Now for the head fake: In its announcement, FHA spelled out the conditions under which it would allow the lower owner-occupancy threshold. Condo boards of directors will have to document that their project’s financial reserves equal 20 percent or more of their budget and that no more than 10 percent of all units are in arrears on homeowner dues. Plus they must provide three years of “acceptable” financial documents for review.
How many non-certified condo projects can meet these tests? I asked FHA spokesman Brian Sullivan, who said in an email that although the agency is not certain, it believes that “many well-managed developments will indeed qualify for the lower 35 percent threshold.”
Sounds great. The million-member National Association of Realtors certainly thought so. Its president, Tom Salomone, hailed FHA’s policy switch as “a big win.”
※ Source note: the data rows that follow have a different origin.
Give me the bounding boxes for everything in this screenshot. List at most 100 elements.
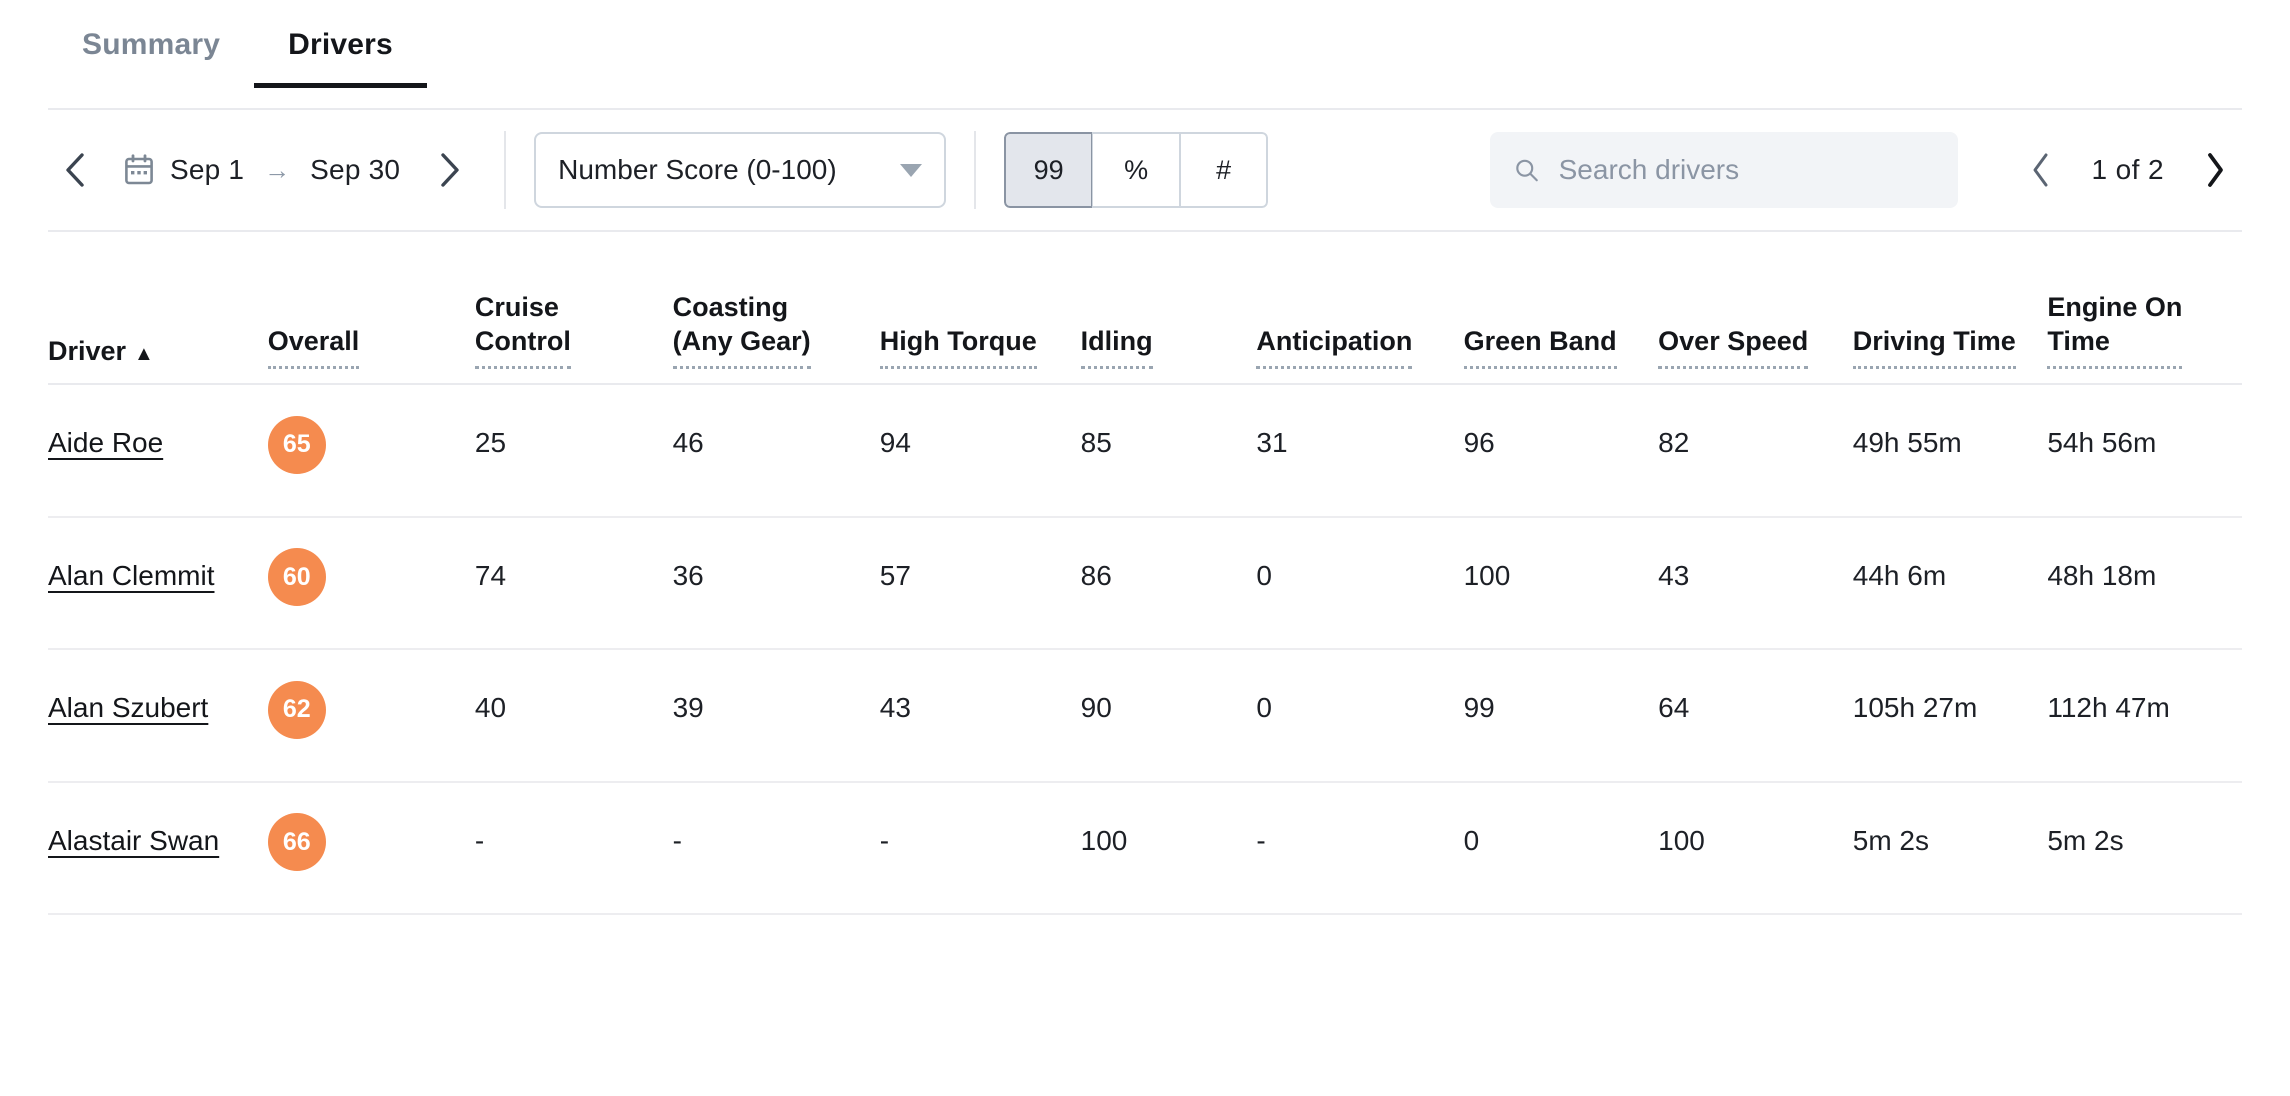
cell-value: 57 — [879, 559, 911, 591]
cell-value: 25 — [474, 427, 507, 458]
cell-over-speed: 82 — [1658, 384, 1853, 517]
toolbar-right-group: 1 of 2 — [1489, 132, 2242, 208]
cell-value: 100 — [1658, 824, 1705, 856]
search-input[interactable] — [1556, 153, 1934, 187]
column-header-idling-label: Idling — [1080, 324, 1153, 369]
cell-high-torque: 94 — [880, 384, 1081, 517]
score-format-number-label: 99 — [1033, 154, 1064, 185]
column-header-over-speed[interactable]: Over Speed — [1658, 232, 1853, 384]
tab-summary[interactable]: Summary — [48, 0, 254, 88]
cell-value: 99 — [1463, 692, 1495, 723]
column-header-coasting[interactable]: Coasting (Any Gear) — [672, 232, 880, 384]
column-header-high-torque[interactable]: High Torque — [879, 232, 1081, 384]
pagination-previous-button[interactable] — [2014, 143, 2068, 197]
cell-cruise: 40 — [475, 649, 673, 782]
cell-value: 96 — [1463, 427, 1495, 458]
column-header-anticipation[interactable]: Anticipation — [1256, 232, 1463, 384]
next-period-button[interactable] — [422, 143, 476, 197]
column-header-idling[interactable]: Idling — [1080, 232, 1257, 384]
tab-bar: Summary Drivers — [0, 0, 2290, 110]
column-header-cruise-control[interactable]: Cruise Control — [474, 232, 673, 384]
cell-coasting: 39 — [673, 649, 880, 782]
tab-drivers[interactable]: Drivers — [254, 0, 427, 88]
cell-value: 100 — [1080, 824, 1128, 856]
cell-engine-on: 5m 2s — [2047, 782, 2242, 915]
column-header-coasting-label: Coasting (Any Gear) — [672, 290, 811, 369]
cell-value: 40 — [474, 692, 507, 723]
column-header-driving-time[interactable]: Driving Time — [1852, 232, 2048, 384]
search-box[interactable] — [1489, 132, 1958, 208]
cell-value: 90 — [1080, 692, 1112, 723]
toolbar-divider-left — [504, 131, 507, 209]
cell-overall-score: 62 — [267, 649, 475, 782]
cell-driver-name: Alan Clemmit — [48, 517, 268, 650]
score-format-percent-option[interactable]: % — [1092, 132, 1181, 208]
date-range-picker[interactable]: Sep 1 → Sep 30 — [102, 154, 422, 186]
cell-value: - — [879, 824, 890, 856]
column-header-green-band[interactable]: Green Band — [1463, 232, 1659, 384]
score-format-count-option[interactable]: # — [1180, 132, 1269, 208]
column-header-driver[interactable]: Driver ▲ — [48, 232, 268, 384]
table-row: Alastair Swan 66 - - - 100 - 0 100 5m 2s 5m 2s — [48, 782, 2242, 915]
cell-value: 0 — [1256, 692, 1272, 723]
tab-drivers-label: Drivers — [288, 28, 393, 61]
cell-cruise: - — [475, 782, 673, 915]
cell-overall-score: 60 — [267, 517, 475, 650]
table-row: Alan Clemmit 60 74 36 57 86 0 100 43 44h 6m 48h 18… — [48, 517, 2242, 650]
cell-driving-time: 49h 55m — [1853, 384, 2048, 517]
score-format-number-option[interactable]: 99 — [1004, 132, 1093, 208]
cell-coasting: 46 — [673, 384, 880, 517]
cell-value: 5m 2s — [1852, 824, 1929, 856]
column-header-green-band-label: Green Band — [1463, 324, 1617, 369]
cell-coasting: - — [673, 782, 880, 915]
cell-green-band: 96 — [1464, 384, 1659, 517]
column-header-overall-label: Overall — [267, 324, 360, 369]
cell-driver-name: Aide Roe — [48, 384, 268, 517]
previous-period-button[interactable] — [48, 143, 102, 197]
toolbar-divider-right — [974, 131, 977, 209]
date-range-end: Sep 30 — [310, 154, 401, 185]
cell-value: 112h 47m — [2047, 692, 2170, 723]
cell-coasting: 36 — [673, 517, 880, 650]
cell-value: 54h 56m — [2047, 427, 2157, 458]
cell-value: 64 — [1658, 692, 1690, 723]
column-header-engine-on-time-label: Engine On Time — [2047, 290, 2183, 369]
metric-type-value: Number Score (0-100) — [558, 154, 837, 185]
cell-high-torque: 57 — [880, 517, 1081, 650]
column-header-overall[interactable]: Overall — [267, 232, 475, 384]
driver-link[interactable]: Alastair Swan — [48, 825, 219, 856]
cell-value: 105h 27m — [1852, 692, 1978, 723]
metric-type-select[interactable]: Number Score (0-100) — [534, 132, 947, 208]
cell-value: 49h 55m — [1852, 427, 1962, 458]
cell-driving-time: 105h 27m — [1853, 649, 2048, 782]
driver-link[interactable]: Alan Clemmit — [48, 560, 214, 591]
cell-cruise: 74 — [475, 517, 673, 650]
cell-value: - — [474, 824, 485, 856]
sort-ascending-icon: ▲ — [134, 343, 154, 366]
column-header-high-torque-label: High Torque — [879, 324, 1037, 369]
overall-score-badge: 62 — [267, 680, 326, 739]
date-range-start: Sep 1 — [170, 154, 245, 185]
cell-green-band: 100 — [1464, 517, 1659, 650]
driver-link[interactable]: Alan Szubert — [48, 692, 208, 723]
cell-over-speed: 100 — [1658, 782, 1853, 915]
search-icon — [1515, 159, 1538, 182]
cell-value: 43 — [1658, 559, 1690, 591]
cell-value: 0 — [1256, 559, 1272, 591]
drivers-table-body: Aide Roe 65 25 46 94 85 31 96 82 49h 55m 54h 56m Al… — [48, 384, 2242, 914]
column-header-cruise-control-line2: Control — [474, 326, 571, 357]
score-format-segmented-control: 99 % # — [1004, 132, 1269, 208]
column-header-coasting-line1: Coasting — [672, 291, 789, 322]
column-header-engine-on-time[interactable]: Engine On Time — [2047, 232, 2242, 384]
cell-idling: 86 — [1081, 517, 1257, 650]
cell-idling: 90 — [1081, 649, 1257, 782]
pagination-next-button[interactable] — [2188, 143, 2242, 197]
score-format-percent-label: % — [1124, 154, 1149, 185]
cell-anticipation: - — [1256, 782, 1463, 915]
cell-value: 86 — [1080, 559, 1112, 591]
cell-driver-name: Alastair Swan — [48, 782, 268, 915]
driver-link[interactable]: Aide Roe — [48, 427, 163, 458]
overall-score-badge: 60 — [267, 548, 326, 606]
pagination: 1 of 2 — [2014, 143, 2242, 197]
drivers-table-head: Driver ▲ Overall Cruise Control Coasting (A… — [48, 232, 2242, 384]
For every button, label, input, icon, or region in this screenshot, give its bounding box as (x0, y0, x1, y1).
But a closer look suggests something starkly different. FHA has created test criteria that appear virtually guaranteed to flunk most condo projects that might like to take advantage of the loosened standard. I spoke with the heads of four of the best-known consulting firms that work with condo boards nationwide to attain FHA certifications, plus a top official of the Community Associations Institute, which represents more than 30,000 homeowners associations and management companies. Everyone agreed: FHA’s policy change won’t help many projects or consumers who want to buy or sell units.
Christopher L. Gardner, managing member of California-based FHA Pros LLC, told me the 20 percent reserves requirement alone is a “deal killer.”
“I can probably count on two hands the number of associations I’ve seen that reserve 20 percent,” he said. “Homeowners (BEG ITAL)hate(END ITAL) their dues increased” and condo boards “hate to vote for increases because they want to stay on the board.” Locating projects that meet all the new criteria, he said, would be “like finding a unicorn holding a four-leaf clover.”
Rusty McInerney, president of InterIsland Mortgage Corp. of Bradenton, Florida, which has conducted more than 56,000 reviews of condo financials, said the request for three years of “acceptable” financial documents “is a Pandora’s box of ways” to reject an application.
Jon Eberhardt, president of Condo Approvals LLC, told me that “I don’t know one [project] that would fit” into FHA’s combined requirements. “Not one. It’s egregious,” he said.
Philip J. Sutcliffe, owner of Project Support Services in Philadelphia, who favors retention of the 50 percent owner-occupancy standard, said “very few, if any” projects will be able to pass the tests announced by FHA.
Bottom line: Congress may have instructed FHA to increase the number of condo units available for moderate income buyers, but apparently FHA had a different idea.